In summary, we understand (qualitatively at least) why pions are produced the most and why the transverse momentum (p_T) distributions decrease rapidly with increasing p_T, with an average p_T around 3-400 MeV/c. Other aspects such as the plateau in the multiplicity distributions can also be explained by models. We'll briefly discuss Chapter 6 and the other pictures on the handout from last time.

Now we turn from pp scattering to protons on nuclei (pA) and nucleus-nucleus scattering.

Let's think about nucleus-nucleus collisions now. From Chapter 3 and the figures we learned that a nucleon colliding with another at high energy loses a significant fraction of its energy, which goes into creating other particles. We can imagine that a nucleus-nucleus collision will involve many nucleon-nucleon collisions, so that we can deposit a tremendous amount of energy in the region of the collision. This is our proposed method for reaching high temperatures or densities, with the hope of reaching the QGP phase transition.

Let's start with proton-nucleus collisions to see the patterns. Consider figure 12.1. This shows the cross section for protons on a variety of targets ranging from a proton to nuclei from carbon (A=12) to lead (A=208). The cross sections are all at fixed transverse momentum p_T=0.3 GeV/c and are plotted as a function of x. Recall that "x" here is a shorthand for x+. (How is dx d^p_T related to the invariant cross section?) Some observations:

- For pp collisions, we see that the x distribution is flat and energy
independent ("Feynman scaling") in the projectile fragmentation region
(x > 0.2). What does this tell us?
- A proton comes in with x=1 (by definition) and can leave equally likely with any x from 0 (really the lower kinematic limit) to 1.
- The average <x> is 1/2. So the average proton loses half of its light cone momentum in the collision.

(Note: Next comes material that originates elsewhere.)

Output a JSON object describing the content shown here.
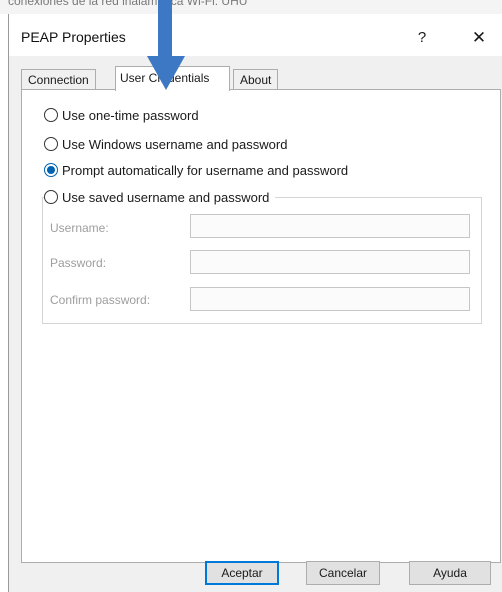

- Where are the protons that get through having lost little energy? Near x=1. So less and less likely as the target gets heavier (=thicker).
- The cross sections are all approximately straight lines in the region shown. The average value of x is considerably less than 1/2, however.
- Curves for heavier nuclei lie higher => greater cross section. How does it scale with A? Could it be a geometric factor like the radius of a nucleus [A^(1/3)], or the surface area [A^(2/3)], or the volume [A]?
- The
*slopes*of the curves increase as A increases.- So <x> decreases.
- Or, we're more likely to have found that the proton slows down more as it passes through the target as the target A increases.

How can we understand what is happening in Fig. 12.1 and, more generally, how much energy is lost in a nucleus-nucleus collision? If we know how many collisions the incident nucleon makes, and we can model how x changes with each collision, then we should be able to reproduce (at least semi-quantitatively) Fig. 12.1 and generalize to nucleus-nucleus collisions. We'll use the Glauber model of multiple-collision processes, which is a high-energy scattering approximation.

- As a nucleon in the projectile suffers a collision with a target nucleon, the resulting baryon-like object (it may not be a nucleon) can still be treated as a nucleon continuing on the same path to make further collisions.
- We take the basic baryon-baryon cross section to be the same throughout (and energy independent), equal to about 30 mb = 3 fm^2. We also assume that the same cross section is appropriate even if the nucleon becomes an excited baryon in the midst of its collisions.
- The Glauber model uses the notion of a mean free path. We relate the probability of a collision between a nucleon in the beam nucleus and a nucleon in the target nucleus to the basic cross section and the basic geometry of the collision.